In this way, the designer only needs to use a device suitable for isolated (Figure 3) and non-isolated (Figure 4) flyback designs, and can solve the design problem of about 40W high-end low-power offline auxiliary power supply.
In the NCP1067x and FSL5x8 products, the transconductance amplifier is used as a comparator, allowing designers to more easily develop non-isolated flyback power supplies, thereby optimizing the available board space and minimizing BoM.
When the vast majority of low-power offline PSUs operate in flyback mode, these two products have been added to ON Semiconductor’s power solution portfolio, bringing new benefits, through higher integration, Achieve higher performance and reliability, thereby increasing power density and reducing BoM costs.
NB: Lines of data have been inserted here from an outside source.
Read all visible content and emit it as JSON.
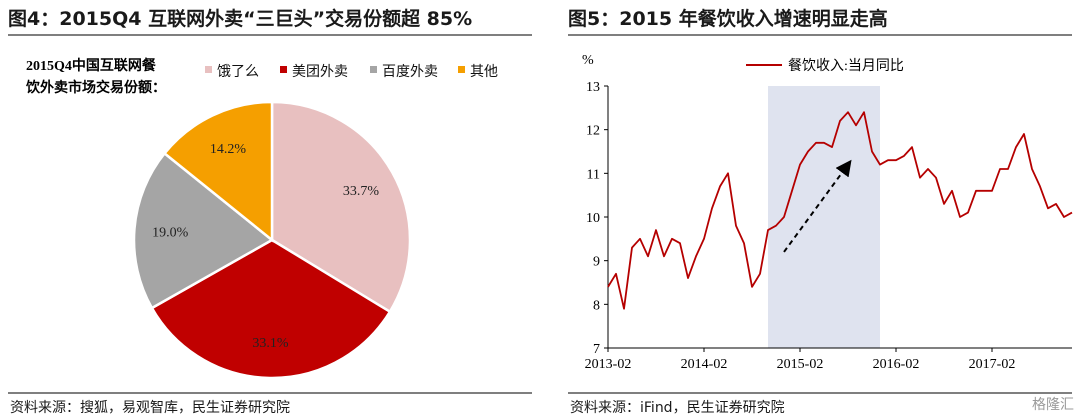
{
  "left": {
    "title": "图4：2015Q4 互联网外卖“三巨头”交易份额超 85%",
    "source": "资料来源：搜狐，易观智库，民生证券研究院",
    "chart_data": {
      "type": "pie",
      "title_lines": [
        "2015Q4中国互联网餐",
        "饮外卖市场交易份额："
      ],
      "slices": [
        {
          "name": "饿了么",
          "value": 33.7,
          "label": "33.7%",
          "color": "#e8c0c0"
        },
        {
          "name": "美团外卖",
          "value": 33.1,
          "label": "33.1%",
          "color": "#c00000"
        },
        {
          "name": "百度外卖",
          "value": 19.0,
          "label": "19.0%",
          "color": "#a5a5a5"
        },
        {
          "name": "其他",
          "value": 14.2,
          "label": "14.2%",
          "color": "#f59f00"
        }
      ],
      "legend_position": "top-right"
    }
  },
  "right": {
    "title": "图5：2015 年餐饮收入增速明显走高",
    "source": "资料来源：iFind，民生证券研究院",
    "chart_data": {
      "type": "line",
      "unit": "%",
      "ylim": [
        7,
        13
      ],
      "yticks": [
        7,
        8,
        9,
        10,
        11,
        12,
        13
      ],
      "xticks": [
        "2013-02",
        "2014-02",
        "2015-02",
        "2016-02",
        "2017-02"
      ],
      "x_start": "2013-02",
      "x_end": "2017-12",
      "series": [
        {
          "name": "餐饮收入:当月同比",
          "color": "#b50000",
          "values": [
            8.4,
            8.7,
            7.9,
            9.3,
            9.5,
            9.1,
            9.7,
            9.1,
            9.5,
            9.4,
            8.6,
            9.1,
            9.5,
            10.2,
            10.7,
            11.0,
            9.8,
            9.4,
            8.4,
            8.7,
            9.7,
            9.8,
            10.0,
            10.6,
            11.2,
            11.5,
            11.7,
            11.7,
            11.6,
            12.2,
            12.4,
            12.1,
            12.4,
            11.5,
            11.2,
            11.3,
            11.3,
            11.4,
            11.6,
            10.9,
            11.1,
            10.9,
            10.3,
            10.6,
            10.0,
            10.1,
            10.6,
            10.6,
            10.6,
            11.1,
            11.1,
            11.6,
            11.9,
            11.1,
            10.7,
            10.2,
            10.3,
            10.0,
            10.1
          ]
        }
      ],
      "highlight": {
        "from": "2014-10",
        "to": "2015-12",
        "color": "#dfe3ef"
      },
      "annotation": "dashed-arrow-up",
      "legend_position": "top"
    }
  },
  "watermark": "格隆汇"
}
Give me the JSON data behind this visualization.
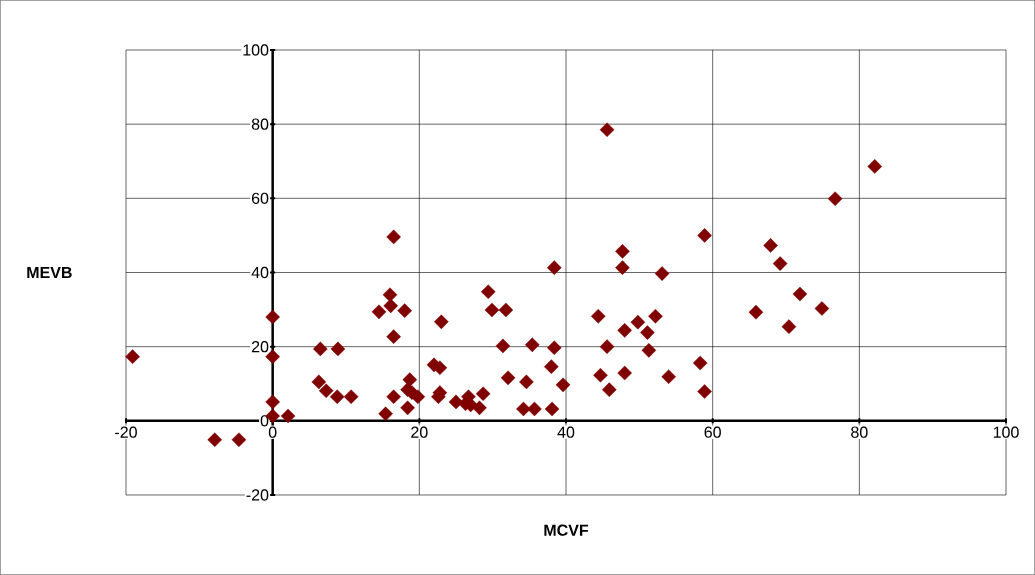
{
  "chart_data": {
    "type": "scatter",
    "xlabel": "MCVF",
    "ylabel": "MEVB",
    "xlim": [
      -20,
      100
    ],
    "ylim": [
      -20,
      100
    ],
    "xticks": [
      -20,
      0,
      20,
      40,
      60,
      80,
      100
    ],
    "yticks": [
      -20,
      0,
      20,
      40,
      60,
      80,
      100
    ],
    "grid": true,
    "marker": "diamond",
    "series": [
      {
        "color": "#800000",
        "x": [
          -19.1,
          -7.9,
          -4.6,
          0,
          0,
          0,
          0,
          2.1,
          6.5,
          8.9,
          6.3,
          7.3,
          8.8,
          10.7,
          14.5,
          16,
          16.1,
          18,
          16.5,
          16.5,
          15.4,
          16.5,
          18.4,
          18.7,
          18.4,
          19,
          19.8,
          22,
          22.8,
          23,
          22.8,
          22.6,
          25,
          26.3,
          27,
          26.7,
          28.2,
          28.7,
          29.4,
          29.9,
          31.8,
          31.4,
          32.1,
          34.2,
          34.6,
          35.7,
          35.4,
          38.1,
          38,
          38.4,
          38.4,
          39.6,
          45.6,
          76.7,
          58.9,
          47.7,
          47.7,
          53.1,
          44.4,
          52.2,
          49.8,
          48,
          51.1,
          45.6,
          51.3,
          44.7,
          48,
          45.9,
          54,
          58.3,
          58.9,
          82.1,
          67.9,
          69.2,
          71.9,
          65.9,
          74.9,
          70.4
        ],
        "values": [
          17.3,
          -5.1,
          -5.1,
          28,
          17.3,
          5.1,
          1.3,
          1.3,
          19.4,
          19.4,
          10.5,
          8.1,
          6.5,
          6.5,
          29.4,
          34,
          31,
          29.7,
          22.7,
          49.6,
          1.9,
          6.5,
          3.5,
          11.1,
          8.4,
          7.6,
          6.5,
          15.1,
          14.3,
          26.7,
          7.6,
          6.5,
          5.1,
          4.6,
          4.3,
          6.5,
          3.5,
          7.3,
          34.8,
          29.9,
          29.9,
          20.2,
          11.6,
          3.2,
          10.5,
          3.2,
          20.5,
          3.2,
          14.6,
          19.7,
          41.3,
          9.7,
          78.5,
          59.9,
          50,
          45.7,
          41.3,
          39.7,
          28.2,
          28.2,
          26.6,
          24.4,
          23.8,
          20,
          19,
          12.3,
          12.9,
          8.4,
          11.9,
          15.6,
          7.9,
          68.6,
          47.3,
          42.4,
          34.2,
          29.3,
          30.3,
          25.4
        ]
      }
    ]
  }
}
Although all non-isolated PSU designs can only provide limited power supply, the developments outlined in this article show that a switch suitable for low-end and high-end low-power offline PSU applications can be designed for auxiliary PSUs. Since non-isolated flyback converters are generally more efficient than isolated converters, operating costs can also be realized.
The main purpose of using the auxiliary offline PSU is to reduce the standby current consumed by the end product. By choosing highly integrated devices optimized for applications, developers can now achieve this goal with less board space and the lowest BoM cost.